No one wanted to look bad, so it forced even the apolitical folks to study. When I was transferred to Central Headquarters, my best friend and study buddy was Eugene B. We studied everyday, asking each other questions and selecting reading materials. We were always ready for Sunday, looked forward to it, and we would be the first ones to raise our hands when Masai asked if anyone wanted to explain the material. It got to the point that Masai wouldn't call on us, because he knew we were down. Masai would even call on members of the Central Committee. It was surprising that some of the folks in leadership weren't down (a reflection of some of the “cronyism” in the Party.)

The centerfold of the BPP paper was also gone over every week to make sure comrades did read the paper. Besides holding classes on Sunday, each branch would have their own PE classes.

In 1972 the Party's P.E. classes transformed into what was happening within the Party. News about the plans for running for political office and other inner-party news were discussed. This was a crushing blow to Party unity. Without political education, the Party begun to lack a greater outlook, an insight to the future. Huey became the main source for insight and the Central Committee became a BIG RUBBER Stamp Group. Practicing liberalism at the highest levels, many principles we learned earlier were no longer in style; they were only given lip service. We once read books from other revolutionaries.
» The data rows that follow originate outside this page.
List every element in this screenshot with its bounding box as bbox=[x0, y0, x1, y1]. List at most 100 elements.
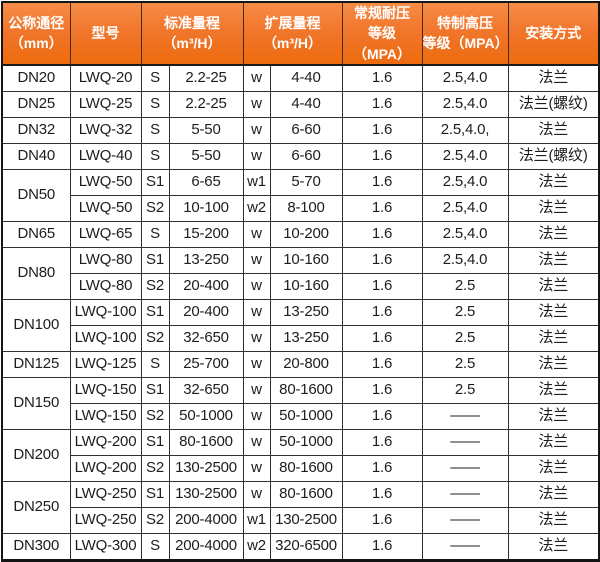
cell-standard-range: 20-400 bbox=[168, 298, 244, 326]
cell-standard-range: 2.2-25 bbox=[168, 90, 244, 118]
cell-extended-range: 50-1000 bbox=[269, 428, 343, 456]
cell-standard-grade: S bbox=[140, 220, 170, 248]
cell-installation: 法兰(螺纹) bbox=[507, 142, 600, 170]
cell-standard-grade: S bbox=[140, 116, 170, 144]
cell-installation: 法兰(螺纹) bbox=[507, 90, 600, 118]
cell-model: LWQ-50 bbox=[69, 168, 142, 196]
cell-high-pressure: 2.5,4.0 bbox=[421, 90, 509, 118]
cell-high-pressure: 2.5,4.0 bbox=[421, 64, 509, 92]
cell-normal-pressure: 1.6 bbox=[341, 324, 423, 352]
cell-extended-grade: w bbox=[242, 90, 271, 118]
cell-installation: 法兰 bbox=[507, 506, 600, 534]
cell-standard-grade: S bbox=[140, 64, 170, 92]
cell-standard-grade: S1 bbox=[140, 480, 170, 508]
cell-high-pressure: 2.5 bbox=[421, 350, 509, 378]
cell-high-pressure: —— bbox=[421, 480, 509, 508]
cell-nominal-diameter: DN20 bbox=[1, 64, 71, 92]
table-row: DN300 LWQ-300 S 200-4000 w2 320-6500 1.6 —— 法兰 bbox=[1, 532, 600, 561]
cell-extended-range: 8-100 bbox=[269, 194, 343, 222]
cell-extended-grade: w bbox=[242, 272, 271, 300]
cell-normal-pressure: 1.6 bbox=[341, 298, 423, 326]
cell-extended-range: 50-1000 bbox=[269, 402, 343, 430]
cell-extended-grade: w bbox=[242, 480, 271, 508]
cell-standard-range: 20-400 bbox=[168, 272, 244, 300]
cell-extended-grade: w bbox=[242, 324, 271, 352]
cell-standard-range: 200-4000 bbox=[168, 506, 244, 534]
cell-model: LWQ-20 bbox=[69, 64, 142, 92]
cell-installation: 法兰 bbox=[507, 428, 600, 456]
cell-standard-range: 200-4000 bbox=[168, 532, 244, 561]
cell-extended-grade: w2 bbox=[242, 532, 271, 561]
table-row: LWQ-250 S2 200-4000 w1 130-2500 1.6 —— 法兰 bbox=[2, 506, 600, 534]
cell-normal-pressure: 1.6 bbox=[341, 506, 423, 534]
cell-extended-range: 4-40 bbox=[269, 64, 343, 92]
cell-standard-range: 25-700 bbox=[168, 350, 244, 378]
cell-standard-range: 10-100 bbox=[168, 194, 244, 222]
cell-installation: 法兰 bbox=[507, 168, 600, 196]
cell-standard-grade: S2 bbox=[140, 454, 170, 482]
cell-extended-range: 20-800 bbox=[269, 350, 343, 378]
cell-model: LWQ-300 bbox=[69, 532, 142, 561]
table-row: DN50 LWQ-50 S1 6-65 w1 5-70 1.6 2.5,4.0 法兰 bbox=[1, 168, 600, 222]
cell-normal-pressure: 1.6 bbox=[341, 142, 423, 170]
cell-installation: 法兰 bbox=[507, 246, 600, 274]
cell-extended-range: 320-6500 bbox=[269, 532, 343, 561]
cell-installation: 法兰 bbox=[507, 324, 600, 352]
header-row: 公称通径 （mm） 型号 标准量程 （m³/H） 扩展量程 （m³/H） 常规耐… bbox=[1, 1, 600, 66]
cell-extended-grade: w1 bbox=[242, 168, 271, 196]
cell-standard-grade: S1 bbox=[140, 168, 170, 196]
cell-model: LWQ-150 bbox=[69, 376, 142, 404]
cell-normal-pressure: 1.6 bbox=[341, 402, 423, 430]
table-row: DN65 LWQ-65 S 15-200 w 10-200 1.6 2.5,4.0 法兰 bbox=[1, 220, 600, 248]
cell-standard-range: 32-650 bbox=[168, 376, 244, 404]
table-row: DN150 LWQ-150 S1 32-650 w 80-1600 1.6 2.5 法兰 bbox=[1, 376, 600, 430]
cell-extended-grade: w bbox=[242, 402, 271, 430]
cell-high-pressure: 2.5 bbox=[421, 298, 509, 326]
cell-installation: 法兰 bbox=[507, 272, 600, 300]
cell-standard-grade: S2 bbox=[140, 506, 170, 534]
cell-extended-grade: w bbox=[242, 428, 271, 456]
cell-model: LWQ-25 bbox=[69, 90, 142, 118]
cell-standard-range: 130-2500 bbox=[168, 454, 244, 482]
cell-high-pressure: —— bbox=[421, 428, 509, 456]
cell-standard-grade: S1 bbox=[140, 246, 170, 274]
cell-model: LWQ-150 bbox=[69, 402, 142, 430]
cell-extended-grade: w bbox=[242, 246, 271, 274]
cell-normal-pressure: 1.6 bbox=[341, 168, 423, 196]
cell-high-pressure: 2.5,4.0 bbox=[421, 220, 509, 248]
cell-model: LWQ-32 bbox=[69, 116, 142, 144]
cell-nominal-diameter: DN40 bbox=[1, 142, 71, 170]
cell-normal-pressure: 1.6 bbox=[341, 532, 423, 561]
cell-nominal-diameter: DN250 bbox=[1, 480, 71, 534]
col-header-normal-pressure-rating: 常规耐压 等级（MPA） bbox=[341, 1, 423, 66]
cell-nominal-diameter: DN300 bbox=[1, 532, 71, 561]
cell-high-pressure: 2.5,4.0, bbox=[421, 116, 509, 144]
cell-model: LWQ-125 bbox=[69, 350, 142, 378]
col-header-special-high-pressure-rating: 特制高压 等级（MPA） bbox=[421, 1, 509, 66]
cell-model: LWQ-250 bbox=[69, 480, 142, 508]
cell-extended-range: 80-1600 bbox=[269, 454, 343, 482]
table-row: DN32 LWQ-32 S 5-50 w 6-60 1.6 2.5,4.0, 法兰 bbox=[1, 116, 600, 144]
cell-normal-pressure: 1.6 bbox=[341, 428, 423, 456]
cell-standard-range: 80-1600 bbox=[168, 428, 244, 456]
table-row: DN250 LWQ-250 S1 130-2500 w 80-1600 1.6 —— 法兰 bbox=[1, 480, 600, 534]
cell-extended-range: 80-1600 bbox=[269, 480, 343, 508]
cell-standard-range: 50-1000 bbox=[168, 402, 244, 430]
cell-model: LWQ-80 bbox=[69, 246, 142, 274]
cell-high-pressure: 2.5,4.0 bbox=[421, 246, 509, 274]
cell-extended-range: 80-1600 bbox=[269, 376, 343, 404]
col-header-installation-method: 安装方式 bbox=[507, 1, 600, 66]
cell-extended-grade: w bbox=[242, 116, 271, 144]
cell-extended-range: 13-250 bbox=[269, 324, 343, 352]
cell-standard-grade: S2 bbox=[140, 194, 170, 222]
cell-installation: 法兰 bbox=[507, 64, 600, 92]
table-row: DN100 LWQ-100 S1 20-400 w 13-250 1.6 2.5 法兰 bbox=[1, 298, 600, 352]
cell-extended-grade: w bbox=[242, 220, 271, 248]
cell-standard-range: 5-50 bbox=[168, 142, 244, 170]
cell-model: LWQ-50 bbox=[69, 194, 142, 222]
cell-extended-grade: w1 bbox=[242, 506, 271, 534]
cell-high-pressure: —— bbox=[421, 454, 509, 482]
cell-installation: 法兰 bbox=[507, 480, 600, 508]
cell-standard-range: 15-200 bbox=[168, 220, 244, 248]
cell-standard-grade: S bbox=[140, 90, 170, 118]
By 1972-73, Party members were reading books like the Godfather, Iceberg slim books, and other bullshit like that. Huey made everyone go see the Godfather. By 1973 the Party was so busy with the campaign that no one had time to study. After the campaign, the Party was lost. For a period of two to three weeks, we had no clear direction. Others may say that's not so, but it is the truth of the matter. Yes, Huey had great ideas, but his practice was lacking or he had no desire to practice what he preached. I loved Huey, but I loved the Party more and I left.

Today I'm over 50 and still see the need to study. I'm glad I had the opportunity to open my eyes and brain early in life.